Dear Family, Friends, and Community,
Please understand that we may not participate in the festivities of the holidays as you see appropriate. While you are out shopping, attending parties and special events, caroling, ect., we will be at home. We will be keeping our outings to a minimum. We will not be discussing stories of Santa coming down a chimney, and we will not be out shopping with the masses. We will probably not attend the parties we are invited to, and our home will not be elaborately decorated. We may or may not show up at family gatherings, and we may choose to just quietly accept gifts that are given without opening them in front of you.
No, we are not mad at anyone. We are not having family problems or trying make a statement on the commercialism of Christmas. We are not ignoring the holidays.
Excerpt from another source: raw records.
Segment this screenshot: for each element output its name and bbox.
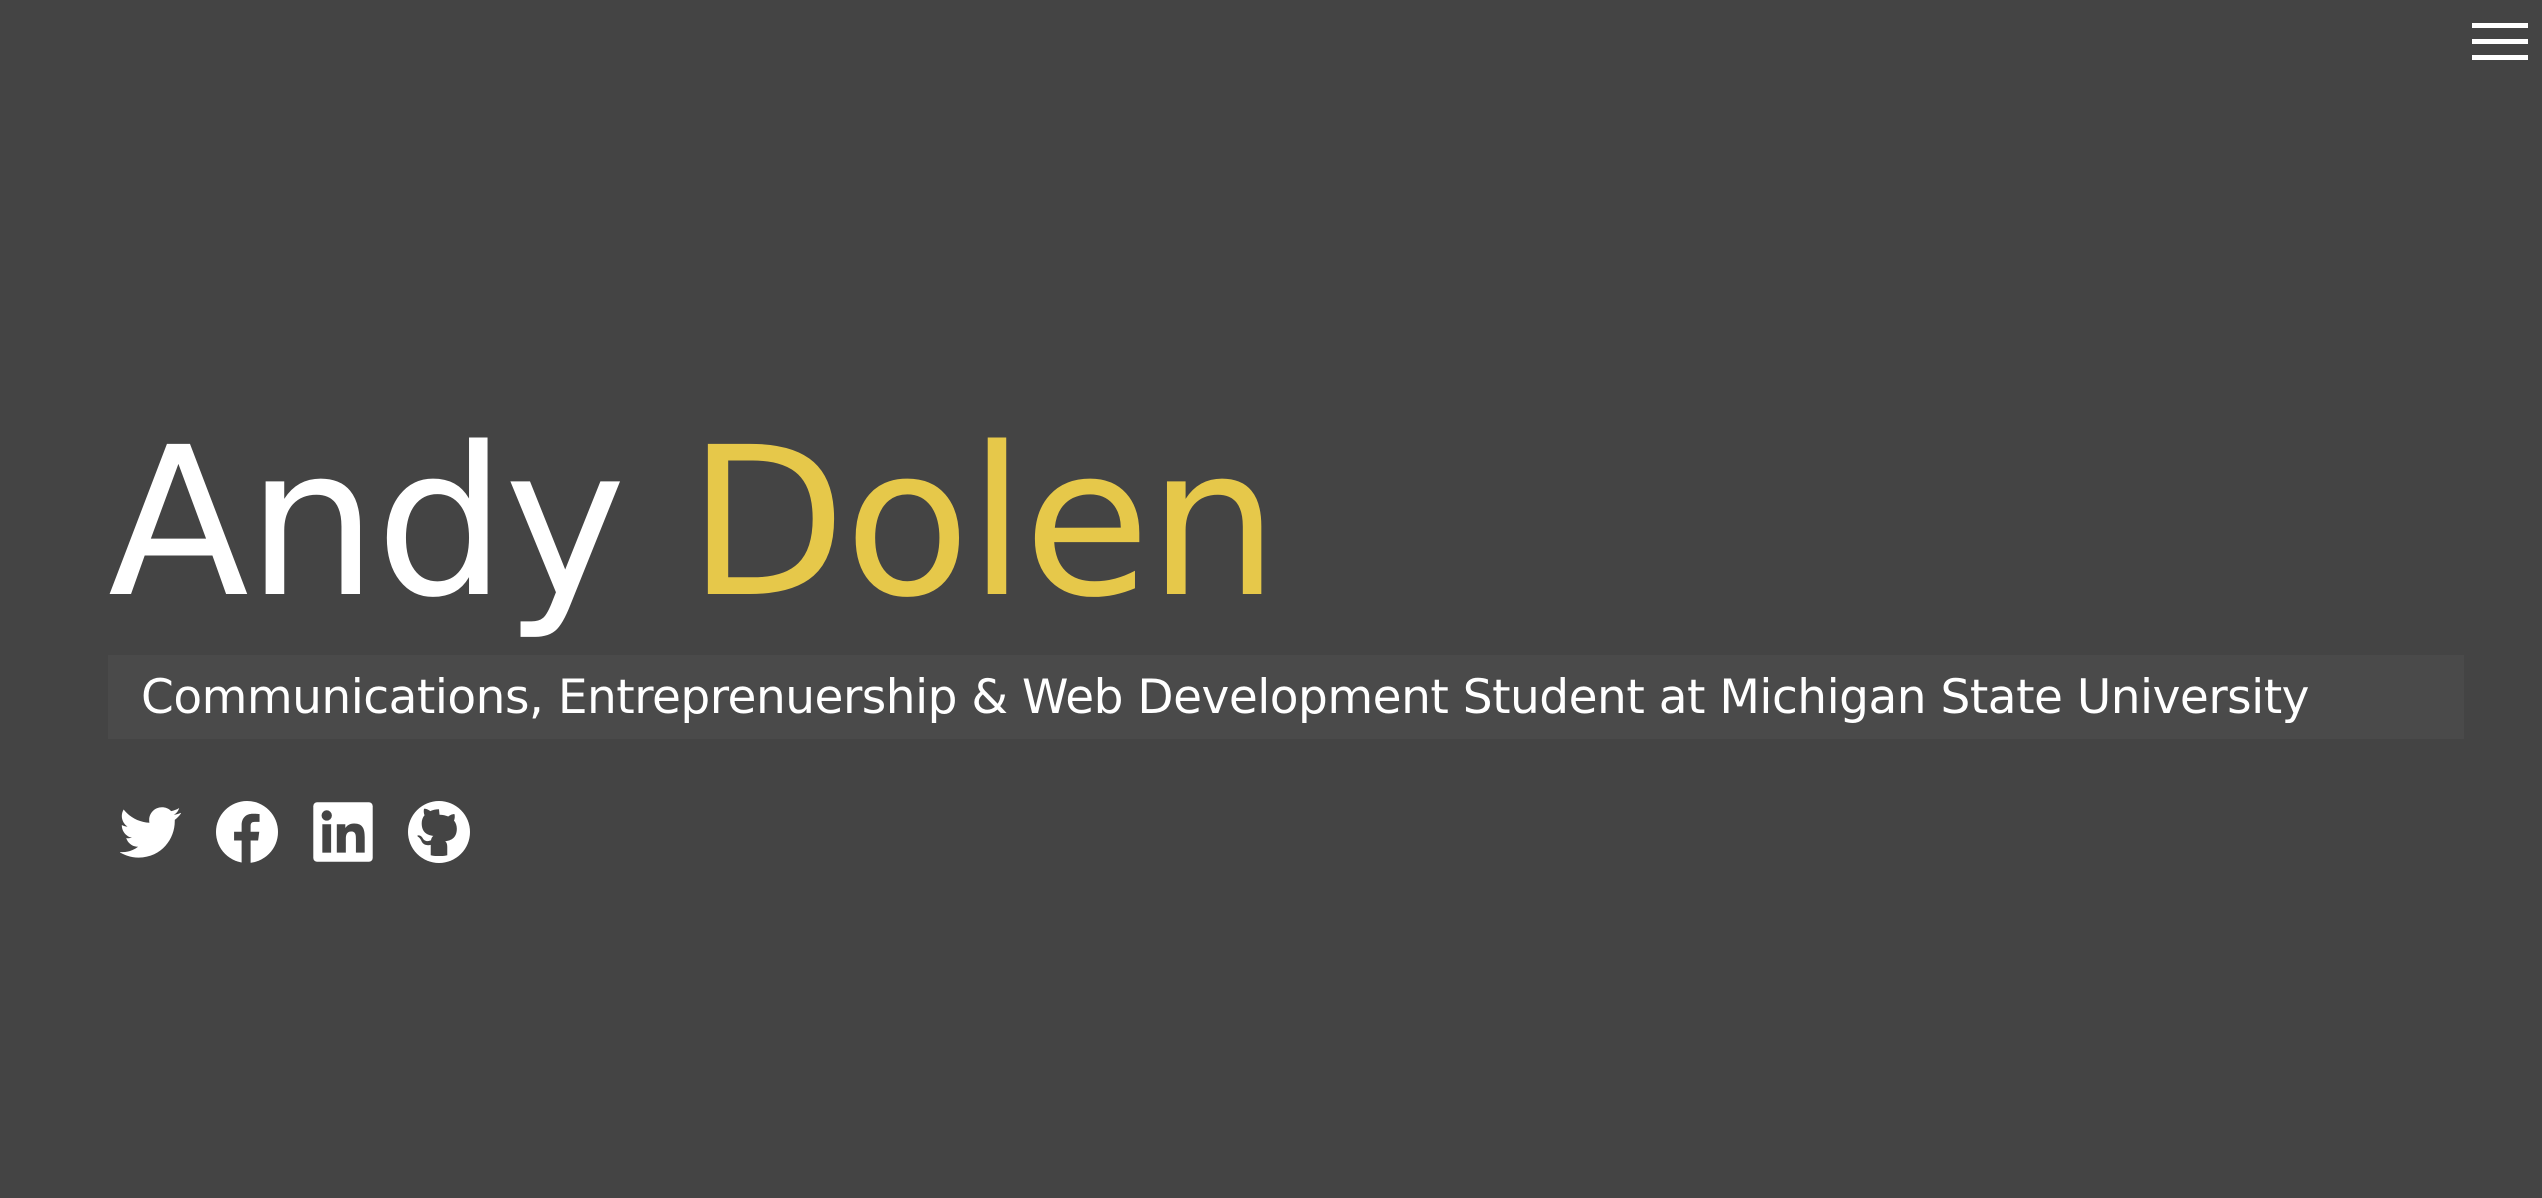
tagline: Communications, Entreprenuership & Web D… bbox=[141, 669, 2309, 725]
linkedin-icon bbox=[313, 802, 373, 862]
hero-title: Andy Dolen bbox=[108, 420, 2464, 635]
twitter-icon bbox=[120, 807, 181, 858]
github-icon bbox=[408, 801, 470, 863]
social-links bbox=[108, 801, 2464, 863]
hero-section: Andy Dolen Communications, Entreprenuers… bbox=[108, 420, 2464, 863]
last-name: Dolen bbox=[687, 403, 1279, 643]
facebook-link[interactable] bbox=[216, 801, 278, 863]
twitter-link[interactable] bbox=[120, 801, 182, 863]
menu-bar-middle bbox=[2472, 38, 2528, 44]
page: Andy Dolen Communications, Entreprenuers… bbox=[0, 0, 2542, 1198]
menu-bar-top bbox=[2472, 22, 2528, 28]
github-link[interactable] bbox=[408, 801, 470, 863]
hamburger-menu-button[interactable] bbox=[2470, 16, 2530, 66]
facebook-icon bbox=[216, 801, 278, 863]
linkedin-link[interactable] bbox=[312, 801, 374, 863]
tagline-box: Communications, Entreprenuership & Web D… bbox=[108, 655, 2464, 739]
menu-bar-bottom bbox=[2472, 54, 2528, 60]
first-name: Andy bbox=[108, 403, 626, 643]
As a matter of fact, Christmas is one of our favorite times of the year. We are not against Santa or gift giving. We are not anti social or trying to hurt anyone’s feelings. We do however, have a child with autism.
To a child with autism, the holidays can easily become a nightmare. We want our child to know how special this time of year is and be able to enjoy it in a way that suits him best. The lights, the sounds, the changes, the crowds, it can be overly stimulating to a child like him, whose sensory system is already out of control. He doesn’t understand stories of a stranger coming into our home bringing gifts. He doesn’t function well with a lot of changes. What most of you may take for granted is not easy for him.
We will indeed be celebrating. It may be simple and quiet, but it will be just as important to us as it is to you. Stories of Santa will be replaced with stories of the birth of a very special baby. Gifts will be exchanged quietly and may not all be opened at once. That will be ok with us. We will focus on family and the significance of the holiday.
So please be understanding. We love your invites…. Don’t stop including us. Just understand if we need to say no. Let us know that you want us there, but tell us you are ok if we aren’t. You may not always understand the choices we make, but assume there is a reason and know that we are doing what is best for our son. We want to see all of you, but we may need to see you in smaller, more casual groupings.
Please understand that families like ours may need to do things a little different. That does not make it better or worse, just different. As you go about your festivities, don’t judge that child screaming at the store or crying at the special church service. Don’t assume they are misbehaving, instead respond with compassion. This holiday season, if you take the time to truly reach out to a child with autism, you might find the biggest blessing of all. Happy Thanksgiving and Merry Christmas to you and yours.